On minimizing required emulation - any thoughts as to how? Padding data structures seems to be the biggest win, only mask/gather/scatter where unavoidable, anything else?
Stay within 16-byte lanes for many things (≤16-bit element shuffles, truncation, etc); use saturating when narrowing types if possible; try to stay to a==b and signed a>b by e.g. moving negation elsewhere or avoiding unsigned types; switch to a wider element type if many operations in a sequence aren't supported on the narrower one (or, conversely, stay to the narrower type if only a few ops need a wider one). Some of these may be mitigated by sufficiently advanced compilers, but they're quite limited currently.
Great points! It seems useful to add a list based on yours to our readme.
Please let me know if you'd like us to acknowledge you in the commit message with anything other than the username dzaima.

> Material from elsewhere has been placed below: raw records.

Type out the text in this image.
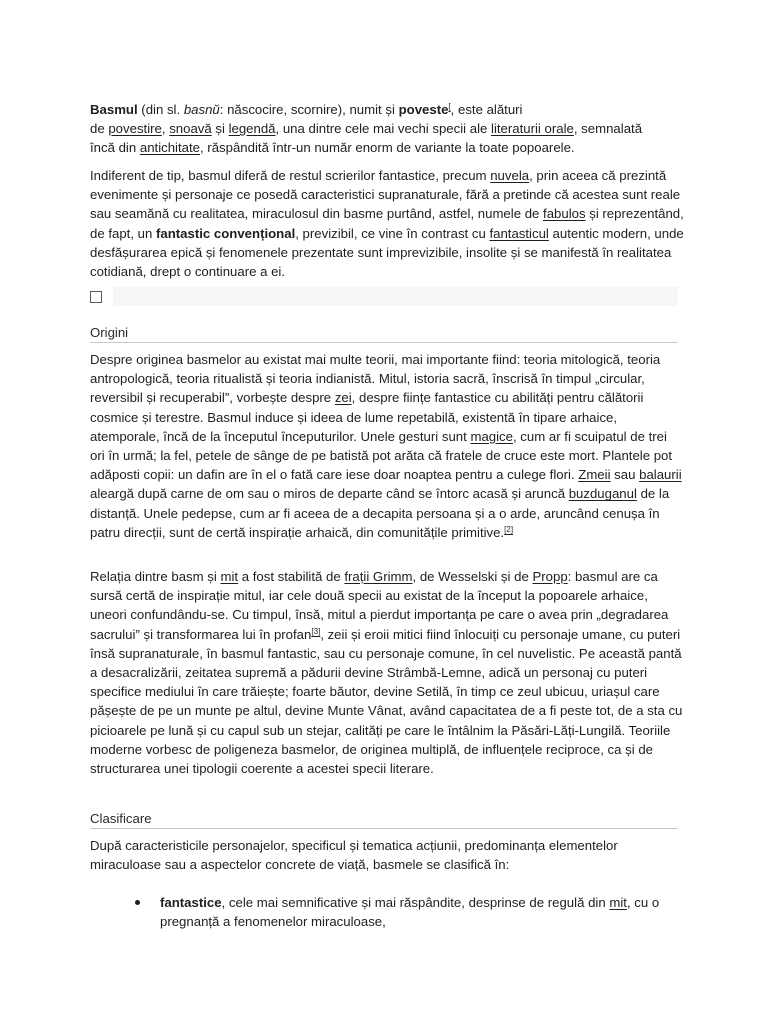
Basmul (din sl. basnŭ: născocire, scornire), numit și poveste[, este alături
de povestire, snoavă și legendă, una dintre cele mai vechi specii ale literaturii orale, semnalată
încă din antichitate, răspândită într-un număr enorm de variante la toate popoarele.

Indiferent de tip, basmul diferă de restul scrierilor fantastice, precum nuvela, prin aceea că prezintă evenimente și personaje ce posedă caracteristici supranaturale, fără a pretinde că acestea sunt reale sau seamănă cu realitatea, miraculosul din basme purtând, astfel, numele de fabulos și reprezentând, de fapt, un fantastic convențional, previzibil, ce vine în contrast cu fantasticul autentic modern, unde desfășurarea epică și fenomenele prezentate sunt imprevizibile, insolite și se manifestă în realitatea cotidiană, drept o continuare a ei.

Origini

Despre originea basmelor au existat mai multe teorii, mai importante fiind: teoria mitologică, teoria antropologică, teoria ritualistă și teoria indianistă. Mitul, istoria sacră, înscrisă în timpul „circular, reversibil și recuperabil”, vorbește despre zei, despre ființe fantastice cu abilități pentru călătorii cosmice și terestre. Basmul induce și ideea de lume repetabilă, existentă în tipare arhaice, atemporale, încă de la începutul începuturilor. Unele gesturi sunt magice, cum ar fi scuipatul de trei ori în urmă; la fel, petele de sânge de pe batistă pot arăta că fratele de cruce este mort. Plantele pot adăposti copii: un dafin are în el o fată care iese doar noaptea pentru a culege flori. Zmeii sau balaurii aleargă după carne de om sau o miros de departe când se întorc acasă și aruncă buzduganul de la distanță. Unele pedepse, cum ar fi aceea de a decapita persoana și a o arde, aruncând cenușa în patru direcții, sunt de certă inspirație arhaică, din comunitățile primitive.[2]

Relația dintre basm și mit a fost stabilită de frații Grimm, de Wesselski și de Propp: basmul are ca sursă certă de inspirație mitul, iar cele două specii au existat de la început la popoarele arhaice, uneori confundându-se. Cu timpul, însă, mitul a pierdut importanța pe care o avea prin „degradarea sacrului” și transformarea lui în profan[3], zeii și eroii mitici fiind înlocuiți cu personaje umane, cu puteri însă supranaturale, în basmul fantastic, sau cu personaje comune, în cel nuvelistic. Pe această pantă a desacralizării, zeitatea supremă a pădurii devine Strâmbă-Lemne, adică un personaj cu puteri specifice mediului în care trăiește; foarte băutor, devine Setilă, în timp ce zeul ubicuu, uriașul care pășește de pe un munte pe altul, devine Munte Vânat, având capacitatea de a fi peste tot, de a sta cu picioarele pe lună și cu capul sub un stejar, calități pe care le întâlnim la Păsări-Lăți-Lungilă. Teoriile moderne vorbesc de poligeneza basmelor, de originea multiplă, de influențele reciproce, ca și de structurarea unei tipologii coerente a acestei specii literare.

Clasificare

După caracteristicile personajelor, specificul și tematica acțiunii, predominanța elementelor miraculoase sau a aspectelor concrete de viață, basmele se clasifică în:

fantastice, cele mai semnificative și mai răspândite, desprinse de regulă din mit, cu o pregnanță a fenomenelor miraculoase,
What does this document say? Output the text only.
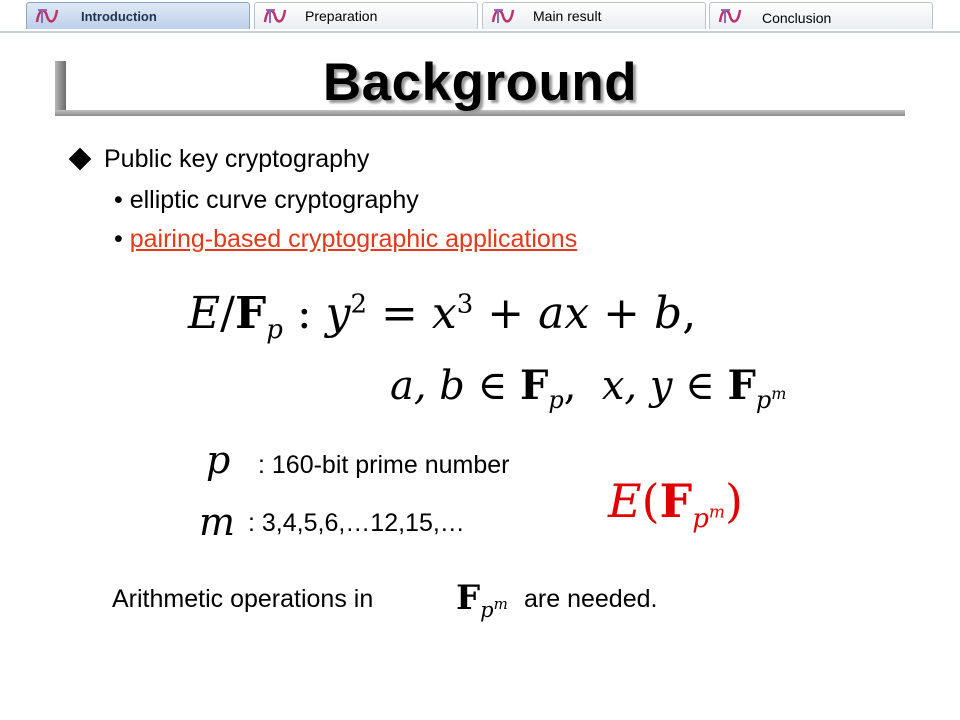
Introduction	Preparation	Main result	Conclusion
Background
Public key cryptography
• elliptic curve cryptography
• pairing-based cryptographic applications
$E/F_p$ : $y^2 = x^3$ + ax + b,
a, b ∈ $F_p$,  x, y ∈ $F_{p^m}$
p : 160-bit prime number
m : 3,4,5,6,…12,15,…	$E(F_{p^m})$
Arithmetic operations in $F_{p^m}$ are needed.
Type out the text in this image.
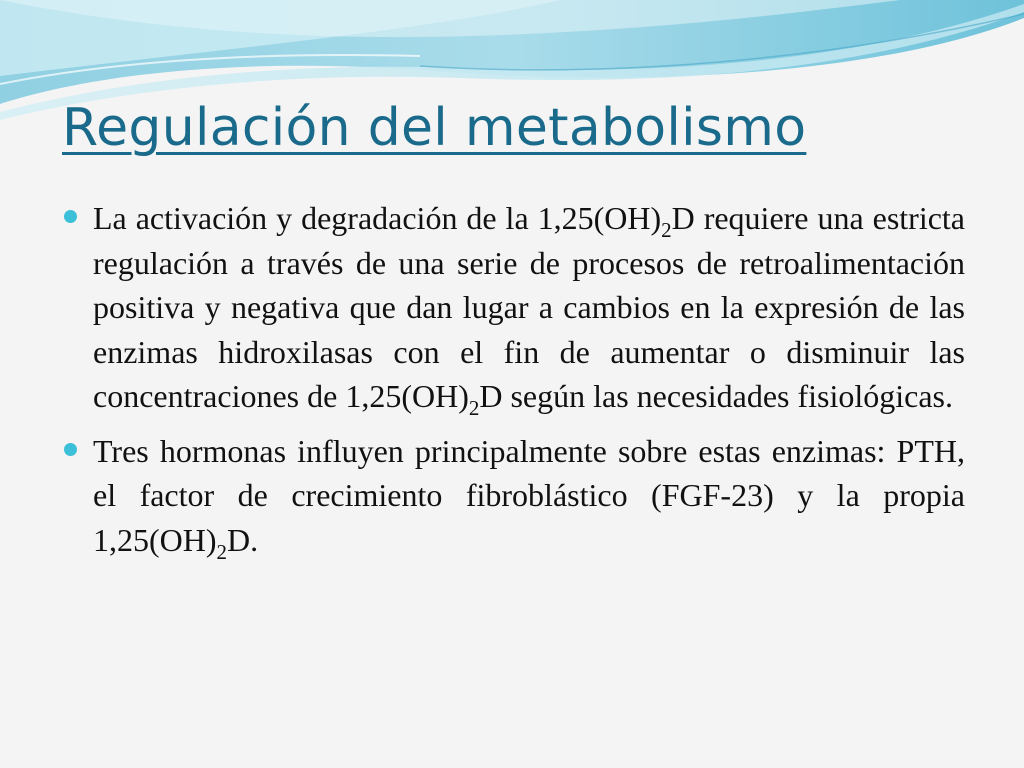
Regulación del metabolismo

La activación y degradación de la $1,25(OH)_2D$ requiere una estricta regulación a través de una serie de procesos de retroalimentación positiva y negativa que dan lugar a cambios en la expresión de las enzimas hidroxilasas con el fin de aumentar o disminuir las concentraciones de $1,25(OH)_2D$ según las necesidades fisiológicas.

Tres hormonas influyen principalmente sobre estas enzimas: PTH, el factor de crecimiento fibroblástico (FGF-23) y la propia $1,25(OH)_2D$.
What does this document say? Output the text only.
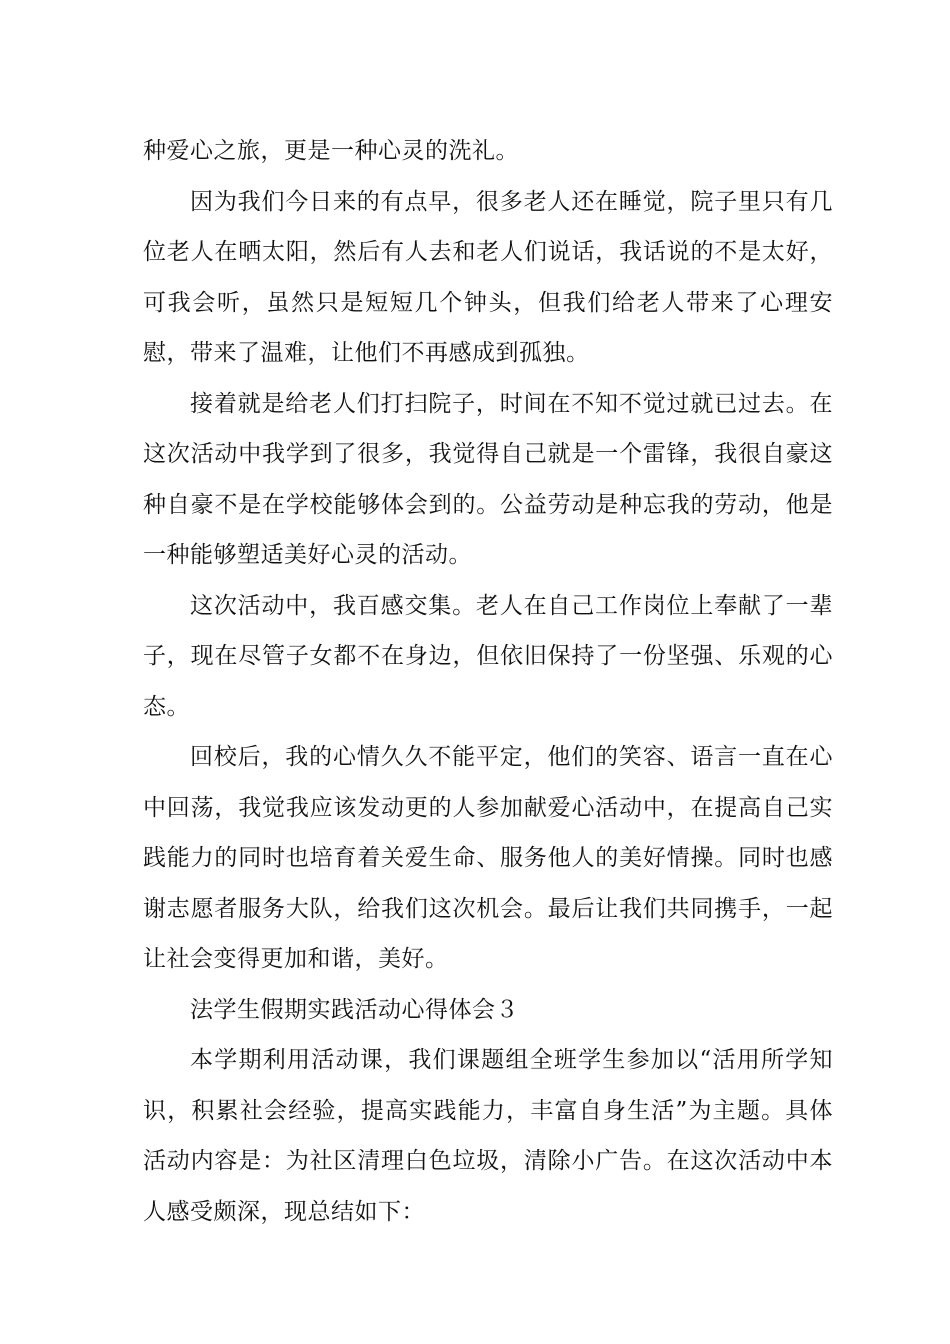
种爱心之旅，更是一种心灵的洗礼。

因为我们今日来的有点早，很多老人还在睡觉，院子里只有几位老人在晒太阳，然后有人去和老人们说话，我话说的不是太好，可我会听，虽然只是短短几个钟头，但我们给老人带来了心理安慰，带来了温难，让他们不再感成到孤独。

接着就是给老人们打扫院子，时间在不知不觉过就已过去。在这次活动中我学到了很多，我觉得自己就是一个雷锋，我很自豪这种自豪不是在学校能够体会到的。公益劳动是种忘我的劳动，他是一种能够塑适美好心灵的活动。

这次活动中，我百感交集。老人在自己工作岗位上奉献了一辈子，现在尽管子女都不在身边，但依旧保持了一份坚强、乐观的心态。

回校后，我的心情久久不能平定，他们的笑容、语言一直在心中回荡，我觉我应该发动更的人参加献爱心活动中，在提高自己实践能力的同时也培育着关爱生命、服务他人的美好情操。同时也感谢志愿者服务大队，给我们这次机会。最后让我们共同携手，一起让社会变得更加和谐，美好。

法学生假期实践活动心得体会３

本学期利用活动课，我们课题组全班学生参加以“活用所学知识，积累社会经验，提高实践能力，丰富自身生活”为主题。具体活动内容是：为社区清理白色垃圾，清除小广告。在这次活动中本人感受颇深，现总结如下：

"dzaima" is how I prefer to be referred to as; but that list is largely me going off of memory, definitely worth double-checking. (and of course, they're ≤AVX2-specific, i.e. x!=y does exist in avx-512 (and clang can do movemask(~(a==b)) → ~movemask(a==b), but gcc won't), and I can imagine truncated narrowing at some point in the future being faster than saturating narrowing on AVX-512; or maybe saturating narrow isn't even better? (for i32→i8, clang emits two xmmword reads whereas _mm256_packs_epi32 → _mm256_packs_epi16 → _mm256_permutevar8x32_epi32({0,4,undef}) can read a ymmword at a time, thus maybe (?) being better on the memory subsystem, but clang decides to rewrite the permd as vextracti128 & vpunpckldq, making it unnecessarily worse in throughput))
On minimizing required emulation - any thoughts as to how? Padding data structures seems to be the biggest win, only mask/gather/scatter where unavoidable, anything else?